Discovering genetic causes of disease

Adelaide University researcher in a lab growing plants for space

Researchers are building on years of discoveries with another breakthrough: that the origins of cerebral palsies, long thought to result from labour or delivery complications, can be tracked to changes in our DNA.

With more than 50 million people worldwide living with cerebral palsies, this is a globally significant breakthrough. It is one of many seminal findings by the Adelaide University research team, who continue to transform medical genetics and revolutionise how the world understands and treats neurodevelopmental conditions.

Cerebral palsies were – and in some jurisdictions still are – believed to result only from complications at or around birth. The conditions, which affect motor and posture control, have historically been attributed to brain injuries. But this understanding is limited, with serious potential consequences. When causes are narrowly attributed to birth events, early signs in infancy can be overlooked, and children may miss out on early diagnosis and timely treatment. For families, it can lead to uncertainty, reduced access to support and less confidence in planning for their child’s future.

For the past 30 years, Professor Jozef Gecz and his team at the University’s Robinson Research Institute have been searching in our genes for answers about childhood onset neurodevelopmental disorders. They have discovered more than 350 genes, identifying the genetic origins of neurodevelopmental conditions like epilepsies, intellectual disabilities, autisms, and – most recently, through 15 years of work with Dr Clare van Eyk and Emeritus Professor Alastair MacLennan – cerebral palsies.

Their work has shown that at least one in four individuals with cerebral palsies has genetic origins – debunking the myth that brain injury is the sole cause.

“When the origin is genetic, it opens the door to an enormous range of health opportunities,” says Professor Gecz.
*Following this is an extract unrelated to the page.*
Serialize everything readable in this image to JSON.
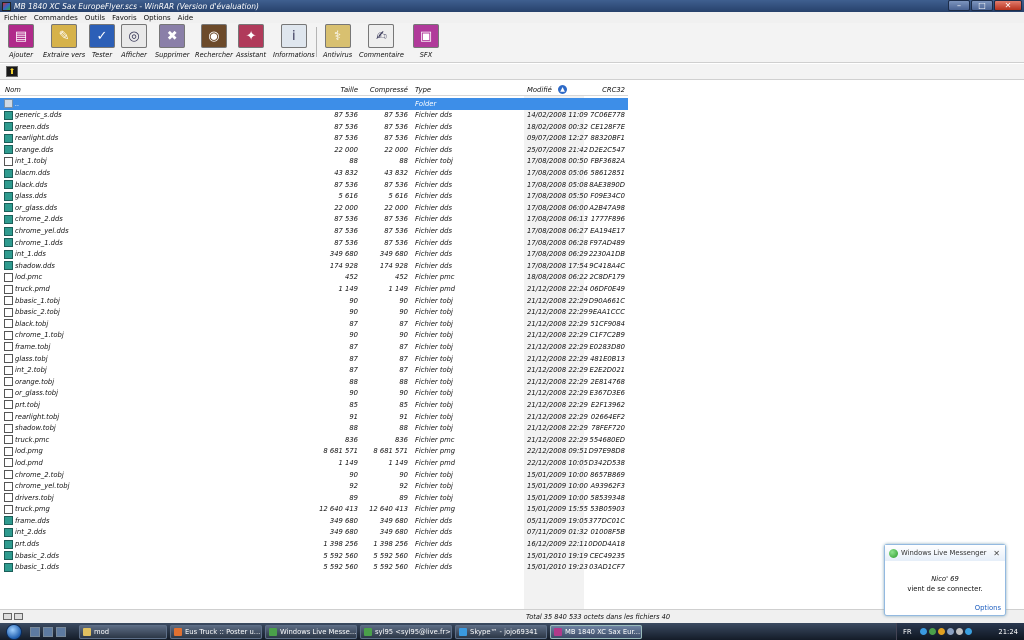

“Precise genetic diagnosis is the foundation for truly personalised health pathways. It can lead to early and accurate diagnosis, better prognosis, clinical trials, gene targeted therapies and, ultimately, prevention.”

Professor Jozef Gecz
Robinson Research Institute

“Precise genetic diagnosis is the foundation for truly personalised health pathways. It can lead to early and accurate diagnosis, better prognosis, clinical trials, gene targeted therapies and, ultimately, prevention.

“Our discoveries have also helped us recognise that we are really dealing with a group of highly heterogeneous conditions that affect movement and posture. For decades, we used the term ‘cerebral palsy’, but it is better described as “cerebral palsies”.

For his work on this topic, Professor Gecz received the 2024 Ramaciotti Medal for Biomedical Research Excellence and the 2025 Lorne Genome Julian Wells Medal. His colleagues, Dr Clare van Eyk and Emeritus Professor Alastair MacLennan, have also been critical in advancing the project.

Together they have developed a world first and unique resource, the Australian Cerebral Palsy Biobank. More than 500 genes are implicated in the condition – and many of these are now freely accessible to international health, diagnostic and research communities.

Recently, the international community acknowledged these research efforts by – after nearly 20 years – amending the clinical description of ‘cerebral palsies’ to describe it as: ‘an early-onset lifelong neurodevelopmental condition’ in the journal, ‘Developmental Medicine & Child Neurology’.

Lab testing facility

On the horizon

Understanding the precise genetic origins of neurodevelopmental conditions – such as epilepsies, autisms, intellectual disabilities, or cerebral palsies – is complex. Their vast genetic diversity, spanning more than 3,000 genes and millions of DNA variants, makes the task formidable.

But the effort pays off. The Adelaide University teams’ work in pinpointing the causes behind the conditions offers powerful insight into the biological mechanisms researchers can target for better treatment. Early successes of improved therapies, including DNA-based treatments for spinal muscular atrophy and Rett syndrome, show what’s possible.

The next challenge is equity: ensuring that every person with cerebral palsies who seeks answers has access to genomic testing. With a clearer understanding of their biology, individuals across the world will be better equipped to improve their health and quality of life.

“While we are learning as to why, we are also building tools and resources to see how to address these,” Professor Gecz says.

“For thousands of these neurodevelopmental disorders, stratified by individual genes or even specific DNA variants, precision therapy will be an option in a not-too-distant future.”